What is Acceptance and Commitment Therapy?
Acceptance and Commitment Therapy (ACT) can help you to cultivate a rich and meaningful life, by accepting what is beyond your control and committing to actions that are in line with your values.
ACT can help you to increase your psychological flexibility, allowing you to break free from patterns where you feel stuck, and consciously engage in behaviours that will propel your life forward, towards living more fully as the kind of person that you’d like to be.
While many people wish to completely eliminate or avoid painful thoughts and feelings, efforts to do so are usually short-lived – as negative feelings always return.
Additionally, spending energy trying to control or avoid negative feelings can actually amplify them in the long term, and the side effects can diminish your quality of life. For example, the more you fear something (and avoid it) the longer you tend to struggle with it, and the worse your anxiety gets over time.
Alternatively, Acceptance and Commitment Therapy can teach you how to change your relationship with these painful thoughts and feelings so that they have less impact and less influence over you, empowering you to re-focus on moving towards who and what is important to you.
How does Acceptance and Commitment Therapy (ACT) work?
Acceptance and Commitment Therapy (ACT) focuses on six main processes:
Acceptance:
Making room for whatever shows up in one’s internal, private experience, be it thoughts, feelings, sensations, memories, or urges. Letting these experiences come and go, and be as they are, instead of fighting against them. By dropping the struggle, you can refocus on connecting to what’s most important to you.
Cognitive Defusion:
Being able to relate to unhelpful thoughts and beliefs in a new way, such as observing them without getting caught up in them, or letting them go. It involves seeing thoughts for what they are, not what they say they are. We can learn to notice thoughts as words or mental images, without acting on them.
Present Moment:
ACT teaches flexible engagement with moments in the “here and now”, from a place of openness and curiosity.
The Observing Self:
One part of our mind is often busy with mental activities such as thinking, judging, planning, worrying, etc., while another part of our mind is able to notice and observe these mental functions.
The part that notices our thoughts, as well as our feelings and bodily sensations, is called the Observing Self. The Observing Self is pure awareness. Pure awareness allows us to take space from painful thoughts and feelings, so that we have more freedom to choose how to respond in a given moment (rather than react).
Values:
Our heart’s deepest desires for what we want our life to stand for, and what kind of person we want to be. The types of relationships that we want to cultivate.

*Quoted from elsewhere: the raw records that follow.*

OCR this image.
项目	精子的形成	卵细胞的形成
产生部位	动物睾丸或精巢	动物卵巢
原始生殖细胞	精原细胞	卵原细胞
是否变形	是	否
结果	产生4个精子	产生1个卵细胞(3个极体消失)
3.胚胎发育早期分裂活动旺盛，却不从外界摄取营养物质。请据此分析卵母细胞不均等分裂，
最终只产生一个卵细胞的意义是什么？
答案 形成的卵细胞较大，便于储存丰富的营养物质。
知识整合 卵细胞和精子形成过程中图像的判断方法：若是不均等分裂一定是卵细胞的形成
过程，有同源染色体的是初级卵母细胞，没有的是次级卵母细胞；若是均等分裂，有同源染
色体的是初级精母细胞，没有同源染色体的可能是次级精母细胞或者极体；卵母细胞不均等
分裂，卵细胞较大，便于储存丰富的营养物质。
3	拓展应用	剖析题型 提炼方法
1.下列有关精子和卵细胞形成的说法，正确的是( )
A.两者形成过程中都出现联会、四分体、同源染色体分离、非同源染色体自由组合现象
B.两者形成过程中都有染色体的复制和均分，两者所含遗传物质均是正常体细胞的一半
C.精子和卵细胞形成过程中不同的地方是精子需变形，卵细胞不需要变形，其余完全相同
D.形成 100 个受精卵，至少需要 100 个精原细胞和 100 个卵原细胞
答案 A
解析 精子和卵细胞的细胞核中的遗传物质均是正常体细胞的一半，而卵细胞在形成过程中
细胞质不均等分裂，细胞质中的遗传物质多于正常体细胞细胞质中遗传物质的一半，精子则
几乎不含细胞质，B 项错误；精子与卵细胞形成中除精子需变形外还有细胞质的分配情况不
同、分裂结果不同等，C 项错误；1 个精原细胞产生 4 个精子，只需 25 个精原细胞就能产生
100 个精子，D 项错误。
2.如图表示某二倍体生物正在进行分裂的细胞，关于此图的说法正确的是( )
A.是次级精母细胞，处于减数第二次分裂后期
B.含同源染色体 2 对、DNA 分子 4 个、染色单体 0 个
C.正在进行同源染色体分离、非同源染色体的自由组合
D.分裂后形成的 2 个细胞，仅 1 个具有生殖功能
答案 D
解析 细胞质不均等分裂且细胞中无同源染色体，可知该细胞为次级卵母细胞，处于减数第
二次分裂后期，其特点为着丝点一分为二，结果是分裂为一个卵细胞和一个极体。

The direction we want our life to go in. There are no right or wrong values, they are freely chosen, moment to moment by each person. It is not “I should do…” it is “I want to do….”
Committed Action:
When we are clear on what is important to us, we can take steps towards that. We can set small, medium, and long-term goals, and build up patterns of behaviour that will take us in the desired direction, in terms of how we want to live our life.
Committed action is difficult, it often means facing what we have avoided. However, it is meaningful, in that it allows us to move forward, according to what we value.
What sort of problems can ACT help with?
ACT is for anyone who wants to reduce their psychological suffering and increase their well-being.
ACT can be used in individual therapy, couples therapy, group therapy, workplace training, and many other settings.